You may have heard about arthrosis, Osteoarthritis, or Osteoarthritis and thought that it refers to different diseases. These terms are used to designate a degenerative and progressive disease of the articular cartilage, which is nothing more than the wear of the cartilage between the bones and by bone alterations, such as osteophytes which we know as the “beak of a parrot.”
Its importance is because it represents one of the five leading causes of incapacitation of non-hospitalized adults and is much more frequent than many people imagine, as many feel pain in their hands, wrists, knees, and even the spine, but they always bear the pain until it becomes disabling and unbearable.
How Does This Disease Happen, And What Are The Main Risk Factors?
A joint may suffer acute trauma and immediately present symptoms, or chronic trauma, a repetitive activity that exceeds the joint’s ability to absorb the impacts. Therefore, joint damage is widespread in textile industry workers, who develop arthrosis in the hands and develop nodules on the tips of the fingers, called Heberden’s nodule, in farmers who often have joint arthrosis (between the thigh and the pelvis) and in mineworkers who have arthrosis of their knees and spine.
In addition to trauma, another critical risk factor is aging, as the reduction in the capacity of cartilage cells and the loss of sensitivity to bones, muscles, tendons, and ligaments is physiological, which increases joint instability.

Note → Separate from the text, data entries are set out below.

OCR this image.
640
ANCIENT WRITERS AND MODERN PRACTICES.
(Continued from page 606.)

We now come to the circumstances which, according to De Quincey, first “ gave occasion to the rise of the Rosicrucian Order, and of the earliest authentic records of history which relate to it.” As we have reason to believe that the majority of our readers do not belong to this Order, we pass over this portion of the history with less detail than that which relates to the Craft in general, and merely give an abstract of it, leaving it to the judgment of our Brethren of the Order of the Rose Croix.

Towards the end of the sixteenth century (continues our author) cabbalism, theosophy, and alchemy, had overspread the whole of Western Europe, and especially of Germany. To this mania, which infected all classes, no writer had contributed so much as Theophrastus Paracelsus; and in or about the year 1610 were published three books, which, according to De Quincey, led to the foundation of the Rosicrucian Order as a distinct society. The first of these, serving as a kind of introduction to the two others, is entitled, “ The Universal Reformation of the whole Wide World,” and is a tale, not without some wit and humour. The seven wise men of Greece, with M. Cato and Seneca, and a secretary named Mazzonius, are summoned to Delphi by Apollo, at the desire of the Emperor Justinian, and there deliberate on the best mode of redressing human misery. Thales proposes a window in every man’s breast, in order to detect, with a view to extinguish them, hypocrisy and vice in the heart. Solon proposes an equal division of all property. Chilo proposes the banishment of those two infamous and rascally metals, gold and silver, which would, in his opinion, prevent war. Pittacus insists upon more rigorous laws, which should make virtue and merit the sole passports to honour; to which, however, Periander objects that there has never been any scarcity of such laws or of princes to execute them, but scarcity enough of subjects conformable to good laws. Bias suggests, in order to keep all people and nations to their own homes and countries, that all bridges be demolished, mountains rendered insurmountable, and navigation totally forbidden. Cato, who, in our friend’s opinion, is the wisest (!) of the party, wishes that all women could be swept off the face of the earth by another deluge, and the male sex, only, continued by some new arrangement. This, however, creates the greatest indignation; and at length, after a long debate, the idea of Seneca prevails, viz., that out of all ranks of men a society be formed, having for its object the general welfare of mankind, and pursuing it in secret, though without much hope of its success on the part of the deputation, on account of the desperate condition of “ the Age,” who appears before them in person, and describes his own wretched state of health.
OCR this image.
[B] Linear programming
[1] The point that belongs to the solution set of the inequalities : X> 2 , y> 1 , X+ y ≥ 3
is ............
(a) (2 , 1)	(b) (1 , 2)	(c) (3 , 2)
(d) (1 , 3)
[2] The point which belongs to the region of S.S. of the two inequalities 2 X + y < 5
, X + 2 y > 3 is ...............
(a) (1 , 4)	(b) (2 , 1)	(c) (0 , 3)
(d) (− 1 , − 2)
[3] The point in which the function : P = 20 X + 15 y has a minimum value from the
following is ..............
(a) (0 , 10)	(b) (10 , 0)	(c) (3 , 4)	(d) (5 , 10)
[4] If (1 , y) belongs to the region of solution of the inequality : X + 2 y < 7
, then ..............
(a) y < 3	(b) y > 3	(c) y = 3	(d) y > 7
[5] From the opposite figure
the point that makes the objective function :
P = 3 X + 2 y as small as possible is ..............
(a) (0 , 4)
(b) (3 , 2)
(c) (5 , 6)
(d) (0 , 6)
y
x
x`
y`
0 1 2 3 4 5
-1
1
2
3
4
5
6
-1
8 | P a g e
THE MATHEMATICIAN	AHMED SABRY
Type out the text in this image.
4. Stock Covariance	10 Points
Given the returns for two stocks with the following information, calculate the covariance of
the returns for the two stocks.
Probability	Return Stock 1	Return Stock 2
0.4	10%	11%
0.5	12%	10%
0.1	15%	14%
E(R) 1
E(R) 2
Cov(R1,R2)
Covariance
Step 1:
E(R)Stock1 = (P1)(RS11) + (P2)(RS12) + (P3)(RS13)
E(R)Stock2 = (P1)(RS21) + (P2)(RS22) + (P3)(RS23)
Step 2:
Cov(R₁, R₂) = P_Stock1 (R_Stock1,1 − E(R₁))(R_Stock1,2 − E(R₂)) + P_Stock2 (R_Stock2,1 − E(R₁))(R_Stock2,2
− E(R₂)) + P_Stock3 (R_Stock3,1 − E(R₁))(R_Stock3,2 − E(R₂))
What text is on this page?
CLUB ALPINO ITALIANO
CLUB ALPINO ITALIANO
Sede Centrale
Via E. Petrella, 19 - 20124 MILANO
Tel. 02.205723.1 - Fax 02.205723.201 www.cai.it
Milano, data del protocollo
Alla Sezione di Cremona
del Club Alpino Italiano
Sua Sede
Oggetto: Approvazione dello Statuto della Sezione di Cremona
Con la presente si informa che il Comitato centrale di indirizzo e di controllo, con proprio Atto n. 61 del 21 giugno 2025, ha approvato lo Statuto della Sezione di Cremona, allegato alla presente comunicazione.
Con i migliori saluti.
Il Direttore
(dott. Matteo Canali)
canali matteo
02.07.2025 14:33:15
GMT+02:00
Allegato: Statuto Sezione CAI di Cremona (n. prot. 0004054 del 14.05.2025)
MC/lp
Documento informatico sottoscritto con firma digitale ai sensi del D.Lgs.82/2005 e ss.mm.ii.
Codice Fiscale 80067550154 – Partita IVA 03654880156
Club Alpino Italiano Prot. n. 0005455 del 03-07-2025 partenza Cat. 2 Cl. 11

Search for hip replacement (การ ผ่าตัด เปลี่ยน ข้อ สะโพก เทียม which is the term in Thai)
Obesity can also be considered an extremely relevant risk factor, as more than half of the population of our country is overweight, which overloads the joints and slowly and silently damages the articular cartilage.
How Do I Know If I Have Osteoarthritis? What Are The Symptoms?
The main symptom patients report is joint pain, which starts little by slightly and increases in intensity over the years. Other common complaints are creaking and cracking in the joints, stiffness, especially when waking up in the morning, loss of joint mobility, and swelling when local inflammation occurs.
Is There A Possibility Of Developing Osteoarthritis In Adolescence?
Many people have some evidence of Osteoarthritis on x-rays (usually by age 40), but only half of these people have symptoms. This joint disorder usually starts when a person is in their 40s and 50s and affects almost everyone to some degree in their 80s. Before age 40, Osteoarthritis happens more often in men than women, usually because of injury. However, from 40 to 70, women develop the disease more often than men; only after 70 years of age does the disease develop in both sexes equally.